In den Siebzigerjahren war Marianne Mendt zehn Jahre lang die einzige Frau in der österreichischen Popmusik. Erst in den Achtzigern folgten ihr „die großartige Steffi Werger und die wunderbare Maria Bill“. „Wenn es schwierig war, habe ich es vergessen“, sagt Mendt über die Zeit. Und setzt nach: „Natürlich begegnet man auch Arschlöchern, aber mit denen muss man ja nicht reden.“ Gut kann sie sich daran erinnern, wie sie damals in der Heimat für ihren Dialektpop angefeindet wurde. Von Zürich bis Hamburg feierte man die in Wiener Mundart singende Blondine. Daheim fand man das, was sie machte, ordinär. „Das Wienerlied haben die Leute geliebt. Aber für meine Art, zu singen, haben sie mich beschimpft“, sagt sie. Damals machte sie einfach weiter. „Selbstbewusstsein habe ich ja zum Glück, und mein Handwerk habe ich auch gelernt. Ob man mich hören will, ist eine Sache, aber was ich kann, spricht mir niemand ab.“ Als Einzelkämpferin hat sie sich dennoch nie empfunden. Zu groß war immer die Freude darüber, mit dem, was sie am liebsten tut, ihr Leben bestreiten zu dürfen. „Und ich mach weiter. Aber hallo! Bis ich umfall“, sagt sie so inbrünstig, dass niemand je daran zweifeln würde.

Im Dialektpop hatte es Voodoo Jürgens nicht derart schwer. Im Gegenteil schien er ein lange ungestilltes Bedürfnis erfüllt zu haben. Dafür galt es davor, Durststrecken zu bewältigen. „Das Ende meiner Band war hart hinzunehmen. Am Anfang haben wir immer wieder Erfolgsaussichten gehabt, aber irgendwann war damit Schluss. Wir konnten alle nicht davon leben, dann ist der Erste nicht mehr aufgetaucht, und alles ist auseinandergefallen. Das hat mich runtergehaut. Das war wie eine Trennung“, erzählt Voodoo Jürgens. Er machte allein weiter bis zum denkwürdigen Tag, an dem eine Freundin ihm anbot, ihre Ausstellungseröffnung am Nordbahngelände live zu begleiten. Er hatte sich damals in seinen ersten Dialekttexten gefunden und spürte, dass der Weg stimmte. Die ersten Angebote trafen ein.
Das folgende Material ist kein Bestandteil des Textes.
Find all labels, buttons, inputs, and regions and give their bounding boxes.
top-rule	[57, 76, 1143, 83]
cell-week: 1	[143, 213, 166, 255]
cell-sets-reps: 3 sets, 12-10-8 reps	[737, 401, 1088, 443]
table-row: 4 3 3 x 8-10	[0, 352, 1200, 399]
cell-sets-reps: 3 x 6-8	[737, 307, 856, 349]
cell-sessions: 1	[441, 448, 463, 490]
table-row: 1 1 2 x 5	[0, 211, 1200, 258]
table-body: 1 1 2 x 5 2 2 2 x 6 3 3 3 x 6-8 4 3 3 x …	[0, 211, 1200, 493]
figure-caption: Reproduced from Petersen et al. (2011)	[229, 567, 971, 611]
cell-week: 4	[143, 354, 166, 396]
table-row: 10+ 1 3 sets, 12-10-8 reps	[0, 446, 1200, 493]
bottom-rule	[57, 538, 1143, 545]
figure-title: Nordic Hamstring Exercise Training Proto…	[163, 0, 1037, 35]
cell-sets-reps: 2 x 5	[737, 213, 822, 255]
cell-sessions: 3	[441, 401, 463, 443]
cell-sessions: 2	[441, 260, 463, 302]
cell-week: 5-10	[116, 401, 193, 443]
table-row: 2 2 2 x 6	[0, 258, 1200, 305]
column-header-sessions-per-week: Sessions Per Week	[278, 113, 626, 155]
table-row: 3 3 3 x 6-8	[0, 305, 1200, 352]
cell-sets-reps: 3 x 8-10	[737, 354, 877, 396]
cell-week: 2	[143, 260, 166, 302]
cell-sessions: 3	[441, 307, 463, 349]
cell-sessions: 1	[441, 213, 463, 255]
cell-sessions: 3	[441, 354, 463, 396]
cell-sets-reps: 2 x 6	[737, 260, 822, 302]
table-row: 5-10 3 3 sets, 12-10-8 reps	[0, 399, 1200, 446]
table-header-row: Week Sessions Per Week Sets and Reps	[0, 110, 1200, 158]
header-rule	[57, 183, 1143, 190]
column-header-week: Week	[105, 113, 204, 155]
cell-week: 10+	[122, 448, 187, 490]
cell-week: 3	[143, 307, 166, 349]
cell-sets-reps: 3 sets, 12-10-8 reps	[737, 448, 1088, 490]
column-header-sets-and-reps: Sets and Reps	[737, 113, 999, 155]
Als Einzelkämpfer sieht auch er sich nicht. Da seien immer Freunde gewesen, und ein Kampf, nein, ein Kampf war das nicht.

No politics

Voodoo Jürgens kannte Marianne Mendt zuerst als Schauspielerin, als authentische Gitti Schimek im „Kaisermühlen Blues“. „Ab der ersten Folge. Das hat die Mama immer geschaut.“ Der Austropop und seine Protagonisten waren einfach uncool, als er musikalisch sozialisiert wurde. Das Werk der Wegbereiter erkundete er erst spät, doch mit Freude: Im Herbst geht er mit Liedern von Ludwig Hirsch auf Tour. Abzuschauen gibt es da nichts, und auch Mendt betont, jeder müsse seinen Weg selbst finden.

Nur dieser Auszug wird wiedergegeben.